Beyond ads — anything performance-sensitive is now actually possible:
- Native animations and gestures (instead of awkward Bubble approximations)
- Push notifications that fire reliably on iOS
- Proper offline state handling
- Deeper iOS integrations (App Store reviews API, deep links, share extension)
- A 6-language landing page with proper server-side rendering — built the same week as the migration
The single best filter for whether YOU should migrate
Can you describe your app in words without opening Bubble? Can you whiteboard the user flows, the data model, the why behind each feature?
If yes, you have a mental model. Your Bubble app is just one implementation of a clearer concept in your head. Migration is hard but doable — the Bubble app becomes a reference, not the source of truth.
If no, your Bubble project IS your product spec. There's no cleaner concept that exists outside the editor. For you, migration would be brutal — half the time would be spent asking "what does this even do? why does it exist? do I need this?" You'd be reverse-engineering your own product while also rebuilding it.
I'm in the first camp (Data Engineer, comfortable architecting things on paper). That's why my migration was 4 days instead of 4 weeks. If you're in the second camp, you have homework to do before any migration makes sense: write your product on paper first, then migrate.
Would I migrate again?
100%. The only thing I'd change is doing it sooner. I'd have my evenings back a year earlier.

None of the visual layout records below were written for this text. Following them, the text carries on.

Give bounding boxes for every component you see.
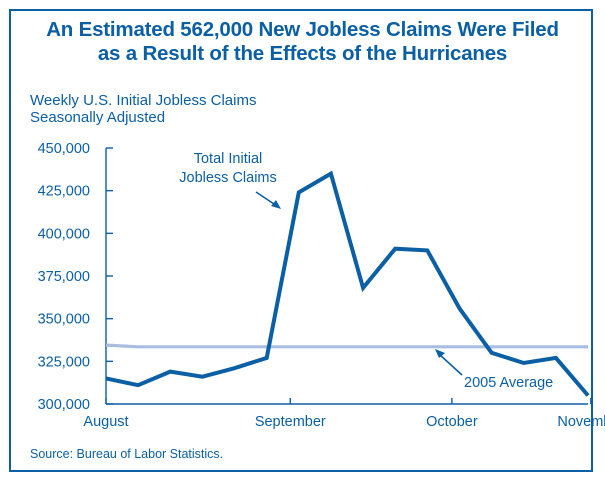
x-axis: August September October November [83,398,605,430]
y-tick-label: 400,000 [38,226,90,242]
y-axis: 450,000 425,000 400,000 375,000 350,000 325,0… [38,141,113,413]
title-line-1: An Estimated 562,000 New Jobless Claims … [46,18,559,41]
chart-subtitle: Weekly U.S. Initial Jobless Claims Seaso… [30,92,256,126]
y-tick-label: 325,000 [38,354,90,370]
annotations: Total Initial Jobless Claims 2005 Averag… [179,151,553,391]
x-tick-label: November [557,414,605,430]
annotation-total-line-1: Total Initial [194,151,263,167]
y-tick-label: 375,000 [38,269,90,285]
subtitle-line-2: Seasonally Adjusted [30,109,166,126]
x-tick-label: September [255,414,326,430]
x-tick-label: October [426,414,478,430]
annotation-total-arrowhead [271,200,281,209]
y-tick-label: 300,000 [38,397,90,413]
title-line-2: as a Result of the Effects of the Hurric… [97,42,508,65]
annotation-average-arrowhead [435,349,445,358]
source-note: Source: Bureau of Labor Statistics. [30,447,224,461]
series [105,170,590,397]
series-line-2005-average [105,343,588,349]
annotation-average: 2005 Average [464,375,553,391]
y-tick-label: 450,000 [38,141,90,157]
series-line-total-claims [105,170,590,397]
annotation-total-line-2: Jobless Claims [179,170,277,186]
y-tick-label: 425,000 [38,184,90,200]
chart-title: An Estimated 562,000 New Jobless Claims … [0,18,605,66]
x-tick-label: August [83,414,128,430]
annotation-average-pointer [438,353,463,376]
subtitle-line-1: Weekly U.S. Initial Jobless Claims [30,92,257,109]
y-tick-label: 350,000 [38,312,90,328]
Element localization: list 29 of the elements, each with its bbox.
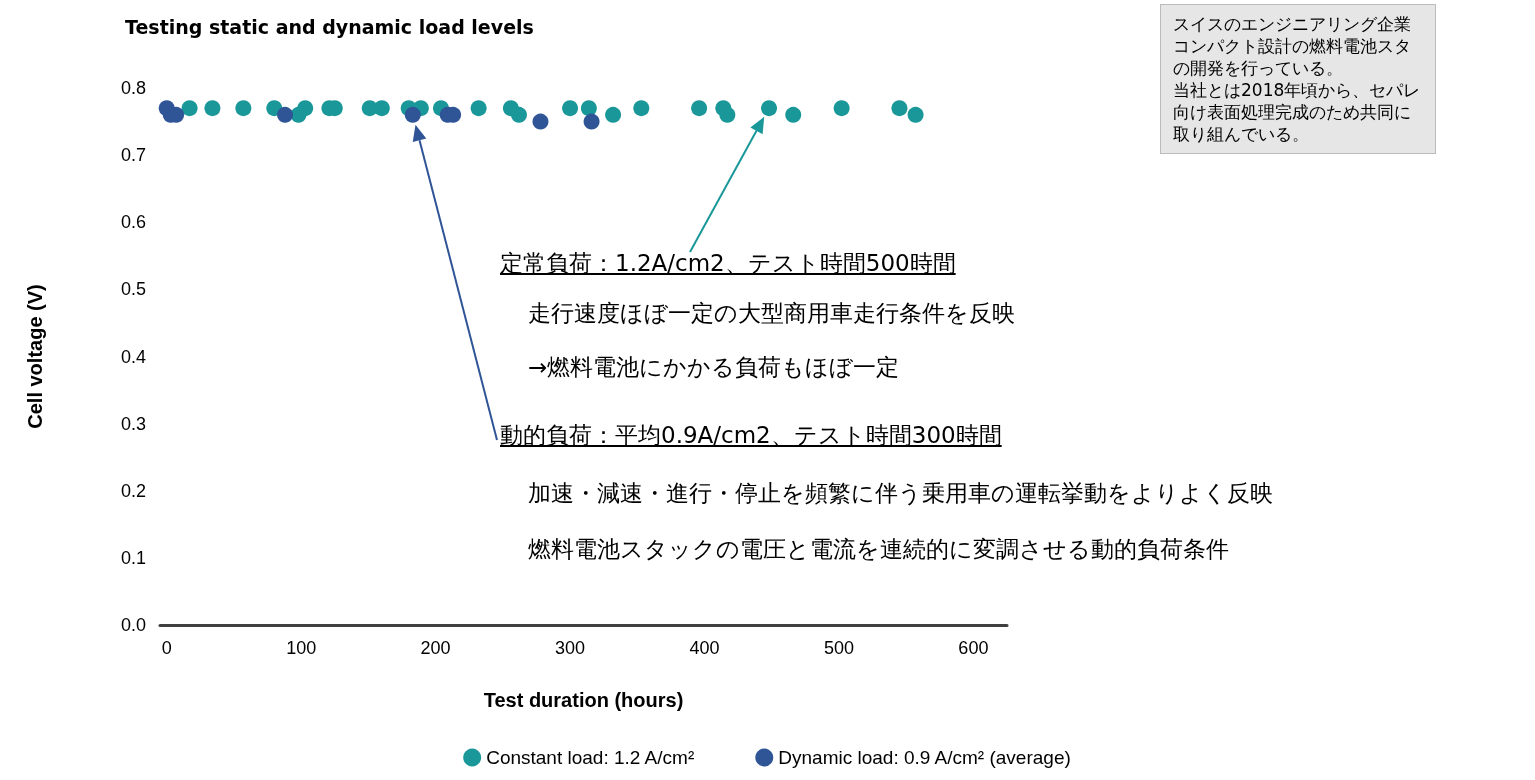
- annotation: 動的負荷：平均0.9A/cm2、テスト時間300時間: [500, 421, 1002, 450]
- y-tick-label: 0.5: [120, 279, 146, 300]
- x-tick-label: 0: [161, 638, 172, 658]
- x-tick-label: 600: [958, 638, 989, 658]
- legend-label: Dynamic load: 0.9 A/cm² (average): [778, 747, 1071, 768]
- text: 当社とは2018年頃から、セパレ向け表面処理完成のため共同に取り組んでいる。: [1173, 79, 1422, 145]
- chart-title: Testing static and dynamic load levels: [125, 15, 534, 38]
- y-tick-label: 0.1: [120, 547, 146, 568]
- annotation: 定常負荷：1.2A/cm2、テスト時間500時間: [500, 249, 956, 278]
- y-tick-label: 0.2: [120, 480, 146, 501]
- y-tick-label: 0.7: [120, 145, 146, 166]
- x-tick-label: 400: [689, 638, 720, 658]
- annotation: 燃料電池スタックの電圧と電流を連続的に変調させる動的負荷条件: [528, 535, 1229, 564]
- x-tick-label: 300: [555, 638, 586, 658]
- y-axis-title: Cell voltage (V): [24, 284, 46, 429]
- annotation: 加速・減速・進行・停止を頻繁に伴う乗用車の運転挙動をよりよく反映: [528, 479, 1273, 508]
- x-tick-label: 200: [420, 638, 451, 658]
- y-tick-label: 0.6: [120, 212, 146, 233]
- annotation: 走行速度ほぼ一定の大型商用車走行条件を反映: [528, 299, 1015, 328]
- x-tick-label: 100: [286, 638, 317, 658]
- text: スイスのエンジニアリング企業コンパクト設計の燃料電池スタの開発を行っている。: [1173, 13, 1412, 79]
- y-tick-label: 0.3: [120, 413, 146, 434]
- x-axis-title: Test duration (hours): [483, 689, 684, 711]
- y-tick-label: 0.0: [120, 615, 146, 635]
- y-tick-label: 0.4: [120, 346, 146, 367]
- y-tick-label: 0.8: [120, 78, 146, 98]
- x-tick-label: 500: [823, 638, 854, 658]
- legend-label: Constant load: 1.2 A/cm²: [486, 747, 695, 768]
- annotation: →燃料電池にかかる負荷もほぼ一定: [528, 353, 900, 382]
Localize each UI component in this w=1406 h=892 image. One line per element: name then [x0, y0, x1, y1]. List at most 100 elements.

Honest advice for anyone in the same spot
- If you're hitting Bubble's mobile UX ceiling and friction is eating your evenings — migrate.
- If you have a clear mental model of your product — migrate.
- If you use AI tools competently — the migration is way smaller than you think. 4-week budgets become 1-week budgets if you can prompt well.
- If your only goal is validation and the UX is good enough as-is — stay on Bubble. There's no virtue in rebuilding what works.
- If you don't have the spec in your head — write it on paper first, then revisit.
The hardest part of the migration wasn't writing code. It wasn't paying for infrastructure. It wasn't even learning React Native. It was admitting that 2 years of platform friction was a tax I was paying, every weekend, on the project I built for fun.
Removing that tax was the most catharic technical decision I've made in years.